Life Itself film review: Oscar Isaac, Olivia Wilde in self-important family melodrama
- Dan Fogelman’s trite film charts the repercussions of a traumatic event on four generations of one family
- Committed, engaged performances from a cast that includes Antonio Banderas and Annette Bening are not enough to save a hackneyed, contrived tale
“Life will always be unpredictable and surprising” is the flimsy observation at the centre of writer-director Dan Fogelman’s self-important opus. Blissfully unaware of its own triteness, Life Itself examines the repercussions of a single traumatic event on four generations of the same family.
In the film’s opening moments, Samuel L. Jackson appears to introduce the concept of the “unreliable narrator”, a storytelling device in which a character speaking to the audience is lying, or manipulating the truth to their own advantage.
Using chapters to focus on each different character, the film follows Will (Oscar Isaac), a would-be scriptwriter who is reeling from the break-up of his marriage to Abbie (Olivia Wilde).
Throughout the film we see characters lie in order to protect themselves and each other, and observe how their histories and legacies become distorted and manipulated over the generations.

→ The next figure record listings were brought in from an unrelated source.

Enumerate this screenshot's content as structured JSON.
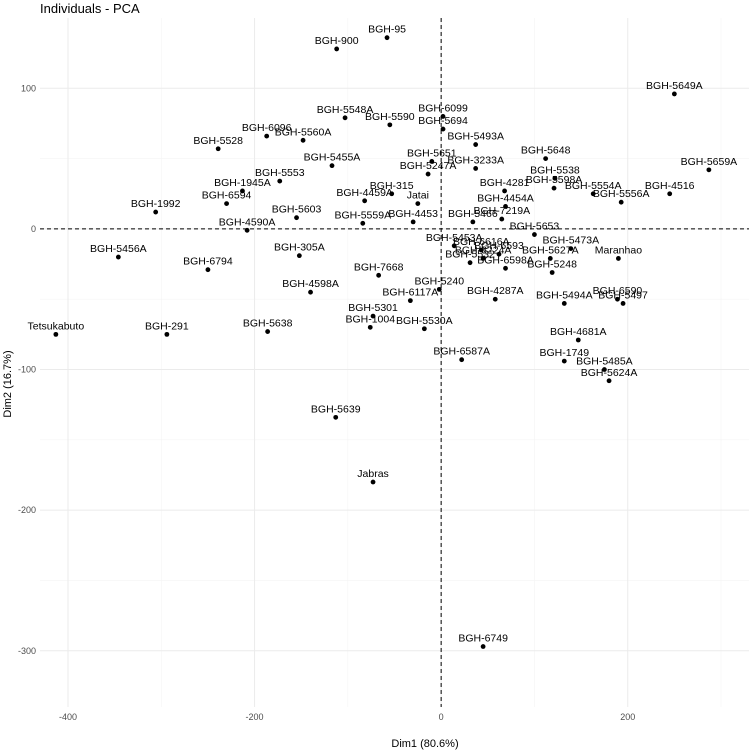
{
  "chart_data": {
    "type": "scatter",
    "title": "Individuals - PCA",
    "xlabel": "Dim1 (80.6%)",
    "ylabel": "Dim2 (16.7%)",
    "xlim": [
      -430,
      330
    ],
    "ylim": [
      -340,
      150
    ],
    "xticks": [
      -400,
      -200,
      0,
      200
    ],
    "yticks": [
      -300,
      -200,
      -100,
      0,
      100
    ],
    "grid": true,
    "reference_lines": {
      "x": 0,
      "y": 0
    },
    "points": [
      {
        "label": "BGH-95",
        "x": -58,
        "y": 136
      },
      {
        "label": "BGH-900",
        "x": -112,
        "y": 128
      },
      {
        "label": "BGH-5649A",
        "x": 250,
        "y": 96
      },
      {
        "label": "BGH-6099",
        "x": 2,
        "y": 80
      },
      {
        "label": "BGH-5548A",
        "x": -103,
        "y": 79
      },
      {
        "label": "BGH-5590",
        "x": -55,
        "y": 74
      },
      {
        "label": "BGH-5694",
        "x": 2,
        "y": 71
      },
      {
        "label": "BGH-6096",
        "x": -187,
        "y": 66
      },
      {
        "label": "BGH-5560A",
        "x": -148,
        "y": 63
      },
      {
        "label": "BGH-5528",
        "x": -239,
        "y": 57
      },
      {
        "label": "BGH-5493A",
        "x": 37,
        "y": 60
      },
      {
        "label": "BGH-5455A",
        "x": -117,
        "y": 45
      },
      {
        "label": "BGH-5651",
        "x": -10,
        "y": 48
      },
      {
        "label": "BGH-5648",
        "x": 112,
        "y": 50
      },
      {
        "label": "BGH-5247A",
        "x": -14,
        "y": 39
      },
      {
        "label": "BGH-3233A",
        "x": 37,
        "y": 43
      },
      {
        "label": "BGH-5538",
        "x": 122,
        "y": 36
      },
      {
        "label": "BGH-5659A",
        "x": 287,
        "y": 42
      },
      {
        "label": "BGH-5553",
        "x": -173,
        "y": 34
      },
      {
        "label": "BGH-1945A",
        "x": -213,
        "y": 27
      },
      {
        "label": "BGH-315",
        "x": -53,
        "y": 25
      },
      {
        "label": "BGH-5598A",
        "x": 121,
        "y": 29
      },
      {
        "label": "BGH-4281",
        "x": 68,
        "y": 27
      },
      {
        "label": "BGH-4516",
        "x": 245,
        "y": 25
      },
      {
        "label": "BGH-6594",
        "x": -230,
        "y": 18
      },
      {
        "label": "BGH-1992",
        "x": -306,
        "y": 12
      },
      {
        "label": "BGH-4459A",
        "x": -82,
        "y": 20
      },
      {
        "label": "BGH-5554A",
        "x": 163,
        "y": 25
      },
      {
        "label": "BGH-5556A",
        "x": 193,
        "y": 19
      },
      {
        "label": "BGH-4454A",
        "x": 69,
        "y": 16
      },
      {
        "label": "BGH-7219A",
        "x": 65,
        "y": 7
      },
      {
        "label": "BGH-5603",
        "x": -155,
        "y": 8
      },
      {
        "label": "BGH-5559A",
        "x": -84,
        "y": 4
      },
      {
        "label": "BGH-4453",
        "x": -30,
        "y": 5
      },
      {
        "label": "BGH-5466",
        "x": 34,
        "y": 5
      },
      {
        "label": "Jatai",
        "x": -25,
        "y": 18
      },
      {
        "label": "BGH-4590A",
        "x": -208,
        "y": -1
      },
      {
        "label": "BGH-5653",
        "x": 100,
        "y": -4
      },
      {
        "label": "BGH-5456A",
        "x": -346,
        "y": -20
      },
      {
        "label": "BGH-305A",
        "x": -152,
        "y": -19
      },
      {
        "label": "BGH-5453A",
        "x": 14,
        "y": -12
      },
      {
        "label": "BGH-6593",
        "x": 62,
        "y": -18
      },
      {
        "label": "BGH-5473A",
        "x": 139,
        "y": -14
      },
      {
        "label": "Maranhao",
        "x": 190,
        "y": -21
      },
      {
        "label": "BGH-5532",
        "x": 31,
        "y": -24
      },
      {
        "label": "BGH-3224A",
        "x": 45,
        "y": -21
      },
      {
        "label": "BGH-6616A",
        "x": 43,
        "y": -15
      },
      {
        "label": "BGH-6598A",
        "x": 69,
        "y": -28
      },
      {
        "label": "BGH-5627A",
        "x": 117,
        "y": -21
      },
      {
        "label": "BGH-6794",
        "x": -250,
        "y": -29
      },
      {
        "label": "BGH-7668",
        "x": -67,
        "y": -33
      },
      {
        "label": "BGH-5248",
        "x": 119,
        "y": -31
      },
      {
        "label": "BGH-5240",
        "x": -2,
        "y": -43
      },
      {
        "label": "BGH-4598A",
        "x": -140,
        "y": -45
      },
      {
        "label": "BGH-6117A",
        "x": -33,
        "y": -51
      },
      {
        "label": "BGH-4287A",
        "x": 58,
        "y": -50
      },
      {
        "label": "BGH-5494A",
        "x": 132,
        "y": -53
      },
      {
        "label": "BGH-6590",
        "x": 189,
        "y": -50
      },
      {
        "label": "BGH-5497",
        "x": 195,
        "y": -53
      },
      {
        "label": "BGH-5301",
        "x": -73,
        "y": -62
      },
      {
        "label": "BGH-1004",
        "x": -76,
        "y": -70
      },
      {
        "label": "BGH-5530A",
        "x": -18,
        "y": -71
      },
      {
        "label": "Tetsukabuto",
        "x": -413,
        "y": -75
      },
      {
        "label": "BGH-291",
        "x": -294,
        "y": -75
      },
      {
        "label": "BGH-5638",
        "x": -186,
        "y": -73
      },
      {
        "label": "BGH-4681A",
        "x": 147,
        "y": -79
      },
      {
        "label": "BGH-6587A",
        "x": 22,
        "y": -93
      },
      {
        "label": "BGH-1749",
        "x": 132,
        "y": -94
      },
      {
        "label": "BGH-5485A",
        "x": 175,
        "y": -100
      },
      {
        "label": "BGH-5624A",
        "x": 180,
        "y": -108
      },
      {
        "label": "BGH-5639",
        "x": -113,
        "y": -134
      },
      {
        "label": "Jabras",
        "x": -73,
        "y": -180
      },
      {
        "label": "BGH-6749",
        "x": 45,
        "y": -297
      }
    ]
  }
}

Life itself, the film argues, is the most unreliable narrator of all.
Riding high on the success of his TV drama series This Is Us, Fogelman assembles a glitzy cast who deliver committed and engaging work, despite the shortcomings of the script.

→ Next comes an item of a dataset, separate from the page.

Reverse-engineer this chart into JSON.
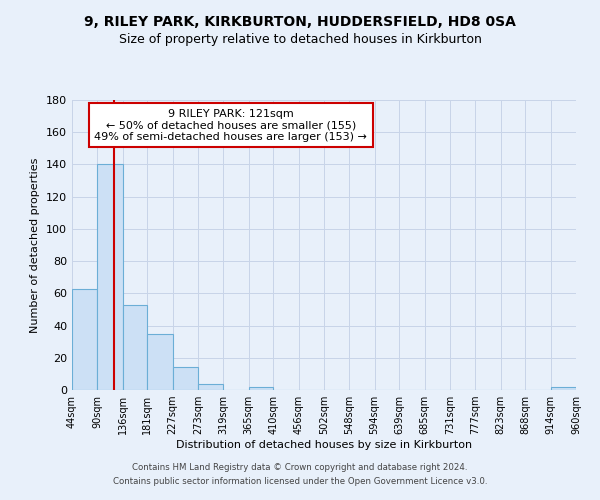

One suspects the numerous coincidences that unfold may have appeared clever on the page but, played out on screen, the all-too-tidy web by which Fogelman’s ensemble of characters interconnect plays as hackneyed and contrived.
Nevertheless, the likes of Antonio Banderas, Mandy Patinkin, Olivia Cooke and Laia Costa do their utmost to bring a degree of honesty to his fantastical world view.